Вот-вот вспыхнет серьёзная семейная ссора, что, конечно, претит Моцарту. Он примирительным тоном говорит:
— Прошу не переоценивать моих заслуг. У кого такой замечательный голос, тот пробьётся и без посторонней помощи.
— А что вы намерены предпринять теперь? — переводит разговор на другое Алоизия.
— Возвращаюсь в Зальцбург. Соборным органистом. С годовым содержанием в пятьсот гульденов.
— Ужасно! С вашим-то талантом!
— Таково желание моего отца.
— Печально. Но каждый вынужден идти путём, предназначенным судьбой. Что до меня, то я, конечно, останусь в Мюнхене, пока не подыщу что-то получше.
Входит Йозефа с чашечкой кофе на подносе, который Алоизия пьёт с жадностью, торопливо.
— Ах, Боже мой, я совсем забыла, мне пора на репетицию в оперу! — вдруг восклицает она, быстро поднимается, надевает шляпку, набрасывает пальто на плечи и, протянув руку гостю, с кокетливой улыбкой прощается: — Если нам не суждено увидеться в ближайшее время, счастливого пути, синьор Вольфганго Амадео! Ваша ария по-прежнему остаётся моей лучшей сольной партией...
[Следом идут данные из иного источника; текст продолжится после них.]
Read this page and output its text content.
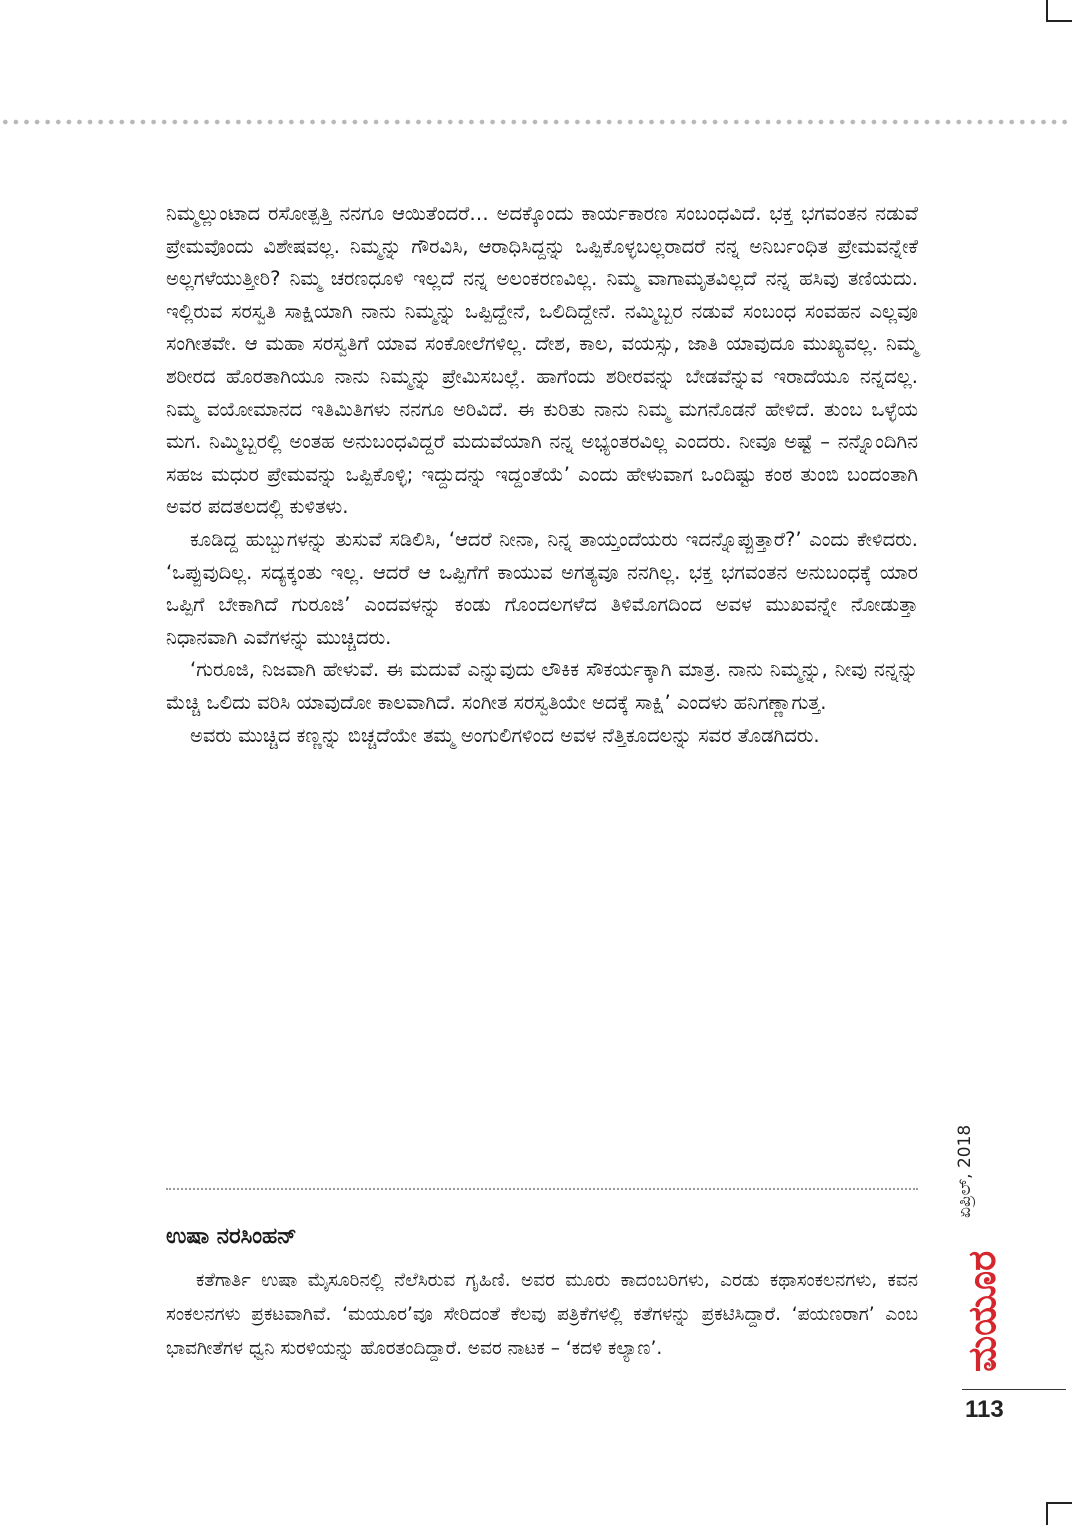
ನಿಮ್ಮಲ್ಲುಂಟಾದ ರಸೋತ್ಪತ್ತಿ ನನಗೂ ಆಯಿತೆಂದರೆ… ಅದಕ್ಕೊಂದು ಕಾರ್ಯಕಾರಣ ಸಂಬಂಧವಿದೆ. ಭಕ್ತ ಭಗವಂತನ ನಡುವೆ ಪ್ರೇಮವೊಂದು ವಿಶೇಷವಲ್ಲ. ನಿಮ್ಮನ್ನು ಗೌರವಿಸಿ, ಆರಾಧಿಸಿದ್ದನ್ನು ಒಪ್ಪಿಕೊಳ್ಳಬಲ್ಲರಾದರೆ ನನ್ನ ಅನಿರ್ಬಂಧಿತ ಪ್ರೇಮವನ್ನೇಕೆ ಅಲ್ಲಗಳೆಯುತ್ತೀರಿ? ನಿಮ್ಮ ಚರಣಧೂಳಿ ಇಲ್ಲದೆ ನನ್ನ ಅಲಂಕರಣವಿಲ್ಲ. ನಿಮ್ಮ ವಾಗಾಮೃತವಿಲ್ಲದೆ ನನ್ನ ಹಸಿವು ತಣಿಯದು. ಇಲ್ಲಿರುವ ಸರಸ್ವತಿ ಸಾಕ್ಷಿಯಾಗಿ ನಾನು ನಿಮ್ಮನ್ನು ಒಪ್ಪಿದ್ದೇನೆ, ಒಲಿದಿದ್ದೇನೆ. ನಮ್ಮಿಬ್ಬರ ನಡುವೆ ಸಂಬಂಧ ಸಂವಹನ ಎಲ್ಲವೂ ಸಂಗೀತವೇ. ಆ ಮಹಾ ಸರಸ್ವತಿಗೆ ಯಾವ ಸಂಕೋಲೆಗಳಿಲ್ಲ. ದೇಶ, ಕಾಲ, ವಯಸ್ಸು, ಜಾತಿ ಯಾವುದೂ ಮುಖ್ಯವಲ್ಲ. ನಿಮ್ಮ ಶರೀರದ ಹೊರತಾಗಿಯೂ ನಾನು ನಿಮ್ಮನ್ನು ಪ್ರೇಮಿಸಬಲ್ಲೆ. ಹಾಗೆಂದು ಶರೀರವನ್ನು ಬೇಡವೆನ್ನುವ ಇರಾದೆಯೂ ನನ್ನದಲ್ಲ. ನಿಮ್ಮ ವಯೋಮಾನದ ಇತಿಮಿತಿಗಳು ನನಗೂ ಅರಿವಿದೆ. ಈ ಕುರಿತು ನಾನು ನಿಮ್ಮ ಮಗನೊಡನೆ ಹೇಳಿದೆ. ತುಂಬ ಒಳ್ಳೆಯ ಮಗ. ನಿಮ್ಮಿಬ್ಬರಲ್ಲಿ ಅಂತಹ ಅನುಬಂಧವಿದ್ದರೆ ಮದುವೆಯಾಗಿ ನನ್ನ ಅಭ್ಯಂತರವಿಲ್ಲ ಎಂದರು. ನೀವೂ ಅಷ್ಟೆ – ನನ್ನೊಂದಿಗಿನ ಸಹಜ ಮಧುರ ಪ್ರೇಮವನ್ನು ಒಪ್ಪಿಕೊಳ್ಳಿ; ಇದ್ದುದನ್ನು ಇದ್ದಂತೆಯೆ’ ಎಂದು ಹೇಳುವಾಗ ಒಂದಿಷ್ಟು ಕಂಠ ತುಂಬಿ ಬಂದಂತಾಗಿ ಅವರ ಪದತಲದಲ್ಲಿ ಕುಳಿತಳು.

ಕೂಡಿದ್ದ ಹುಬ್ಬುಗಳನ್ನು ತುಸುವೆ ಸಡಿಲಿಸಿ, ‘ಆದರೆ ನೀನಾ, ನಿನ್ನ ತಾಯ್ತಂದೆಯರು ಇದನ್ನೊಪ್ಪುತ್ತಾರೆ?’ ಎಂದು ಕೇಳಿದರು. ‘ಒಪ್ಪುವುದಿಲ್ಲ. ಸದ್ಯಕ್ಕಂತು ಇಲ್ಲ. ಆದರೆ ಆ ಒಪ್ಪಿಗೆಗೆ ಕಾಯುವ ಅಗತ್ಯವೂ ನನಗಿಲ್ಲ. ಭಕ್ತ ಭಗವಂತನ ಅನುಬಂಧಕ್ಕೆ ಯಾರ ಒಪ್ಪಿಗೆ ಬೇಕಾಗಿದೆ ಗುರೂಜಿ’ ಎಂದವಳನ್ನು ಕಂಡು ಗೊಂದಲಗಳೆದ ತಿಳಿಮೊಗದಿಂದ ಅವಳ ಮುಖವನ್ನೇ ನೋಡುತ್ತಾ ನಿಧಾನವಾಗಿ ಎವೆಗಳನ್ನು ಮುಚ್ಚಿದರು.

‘ಗುರೂಜಿ, ನಿಜವಾಗಿ ಹೇಳುವೆ. ಈ ಮದುವೆ ಎನ್ನುವುದು ಲೌಕಿಕ ಸೌಕರ್ಯಕ್ಕಾಗಿ ಮಾತ್ರ. ನಾನು ನಿಮ್ಮನ್ನು, ನೀವು ನನ್ನನ್ನು ಮೆಚ್ಚಿ ಒಲಿದು ವರಿಸಿ ಯಾವುದೋ ಕಾಲವಾಗಿದೆ. ಸಂಗೀತ ಸರಸ್ವತಿಯೇ ಅದಕ್ಕೆ ಸಾಕ್ಷಿ’ ಎಂದಳು ಹನಿಗಣ್ಣಾಗುತ್ತ.

ಅವರು ಮುಚ್ಚಿದ ಕಣ್ಣನ್ನು ಬಿಚ್ಚದೆಯೇ ತಮ್ಮ ಅಂಗುಲಿಗಳಿಂದ ಅವಳ ನೆತ್ತಿಕೂದಲನ್ನು ಸವರ ತೊಡಗಿದರು.

ಉಷಾ ನರಸಿಂಹನ್

ಕತೆಗಾರ್ತಿ ಉಷಾ ಮೈಸೂರಿನಲ್ಲಿ ನೆಲೆಸಿರುವ ಗೃಹಿಣಿ. ಅವರ ಮೂರು ಕಾದಂಬರಿಗಳು, ಎರಡು ಕಥಾಸಂಕಲನಗಳು, ಕವನ ಸಂಕಲನಗಳು ಪ್ರಕಟವಾಗಿವೆ. ‘ಮಯೂರ’ವೂ ಸೇರಿದಂತೆ ಕೆಲವು ಪತ್ರಿಕೆಗಳಲ್ಲಿ ಕತೆಗಳನ್ನು ಪ್ರಕಟಿಸಿದ್ದಾರೆ. ‘ಪಯಣರಾಗ’ ಎಂಬ ಭಾವಗೀತೆಗಳ ಧ್ವನಿ ಸುರಳಿಯನ್ನು ಹೊರತಂದಿದ್ದಾರೆ. ಅವರ ನಾಟಕ – ‘ಕದಳಿ ಕಲ್ಯಾಣ’.

ಏಪ್ರಿಲ್, 2018
ಮಯೂರ
113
Никогда ещё Моцарт не испытывал такой острой сердечной муки, как во время этого свидания, продлившегося какие-то пятнадцать минут. На какой-то миг им овладело желание броситься ей вслед, поговорить с ней начистоту, спросить прямо, зачем она так притворялась, почему затевает рискованные игры с их чувством? Но уже в следующее мгновение внутренний голос подсказывает ему: это было не притворство, не маска, это была она сама! Овладев собой, он ещё некоторое время проводит с Веберами, коротко и сухо отвечает на обращённые к нему вопросы, а потом, когда ситуация становится для него невыносимой, откланивается. Фридолин Вебер и Констанца провожают его до двери. В коридоре Констанца шепчет ему на ухо:
— Мне жаль вас. Моя сестра вела с вами нечестную игру. Не принимайте этого близко к сердцу! — При этом она крепко пожимает ему руку.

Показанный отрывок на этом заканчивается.